In the past three decades, a great interest has arisen in the use of immunoglobulins as therapeutic agents. In particular, since the approval of the first monoclonal antibody Rituximab for B cell malignancies, the progress in the antibody-related therapeutic agents has been incremental. Therapeutic antibodies can be applied in a variety of diseases, ranging from cancer to autoimmunity and allergy. All current therapeutic monoclonal antibodies used in the clinic are of the IgG isotype. IgG antibodies can induce the killing of cancer cells by growth inhibition, apoptosis induction, complement activation (CDC) or antibody-dependent cellular cytotoxicity (ADCC) by NK cells, antibody-dependent cellular phagocytosis (ADCP) by monocytes/macrophages, or trogoptosis by granulocytes. To enhance these effector mechanisms of IgG, protein and glyco-engineering has been successfully applied.
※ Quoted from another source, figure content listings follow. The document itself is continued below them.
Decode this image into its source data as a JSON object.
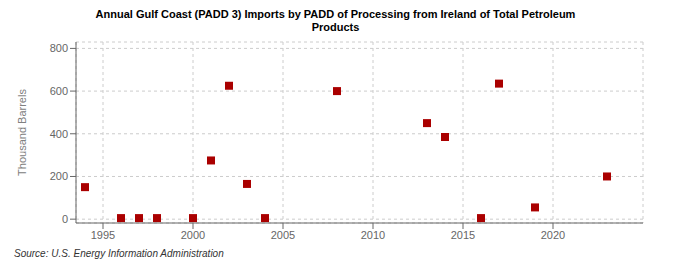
{
  "chart_data": {
    "type": "scatter",
    "title": "Annual Gulf Coast (PADD 3) Imports by PADD of Processing from Ireland of Total Petroleum\nProducts",
    "y_label": "Thousand Barrels",
    "annotations": [
      "Source: U.S. Energy Information Administration"
    ],
    "x": [
      1994,
      1996,
      1997,
      1998,
      2000,
      2001,
      2002,
      2003,
      2004,
      2008,
      2013,
      2014,
      2016,
      2017,
      2019,
      2023
    ],
    "values": [
      150,
      5,
      5,
      5,
      5,
      275,
      625,
      165,
      5,
      600,
      450,
      385,
      5,
      635,
      55,
      200
    ],
    "color": "#aa0000",
    "marker": "square",
    "xlim": [
      1993.5,
      2025
    ],
    "ylim": [
      -18,
      830
    ],
    "xticks": [
      1995,
      2000,
      2005,
      2010,
      2015,
      2020
    ],
    "yticks": [
      0,
      200,
      400,
      600,
      800
    ],
    "grid": true
  }
}
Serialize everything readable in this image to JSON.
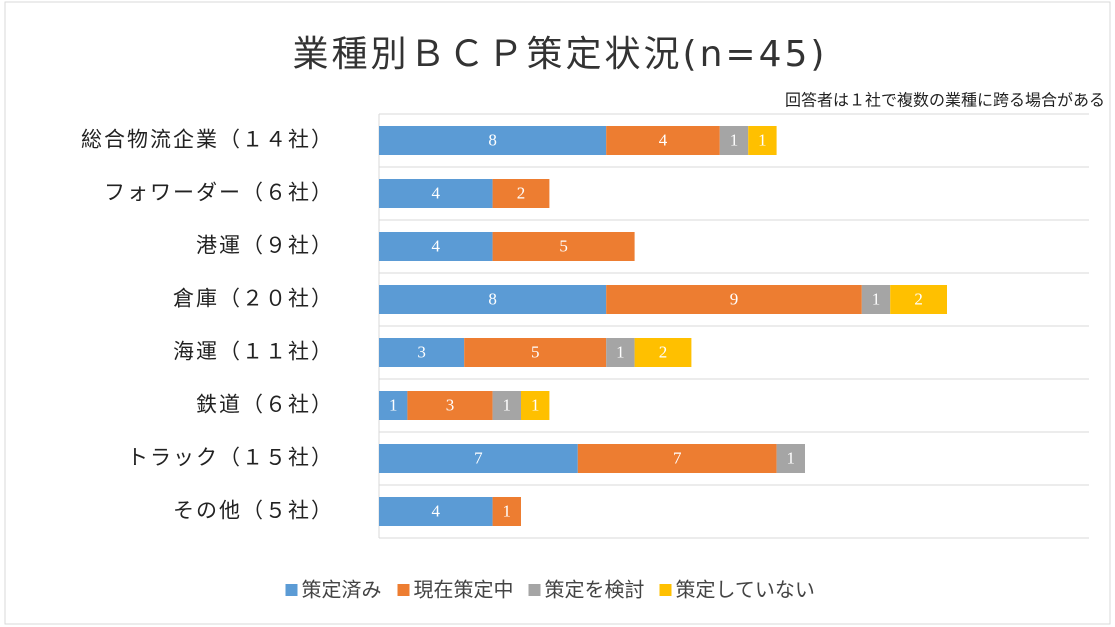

As an alternative to IgG, antibodies of the IgA isotype have been shown to be very effective in tumor eradication. Using the IgA-specific receptor FcαRI expressed on myeloid cells, IgA antibodies show superior tumor-killing compared to IgG when granulocytes are employed. However, reasons why IgA has not been introduced in the clinic yet can be found in the intrinsic properties of IgA posing several technical limitations: (1) IgA is challenging to produce and purify, (2) IgA shows a very heterogeneous glycosylation profile, and (3) IgA has a relatively short serum half-life. Next to the technical challenges, pre-clinical evaluation of IgA efficacy in vivo is not straightforward as mice do not naturally express the FcαR. Here, we provide a concise overview of the latest insights in these engineering strategies overcoming technical limitations of IgA as a therapeutic antibody: developability, heterogeneity, and short half-life. In addition, alternative approaches using IgA/IgG hybrid and FcαR-engagers and the impact of engineering on the clinical application of IgA will be discussed.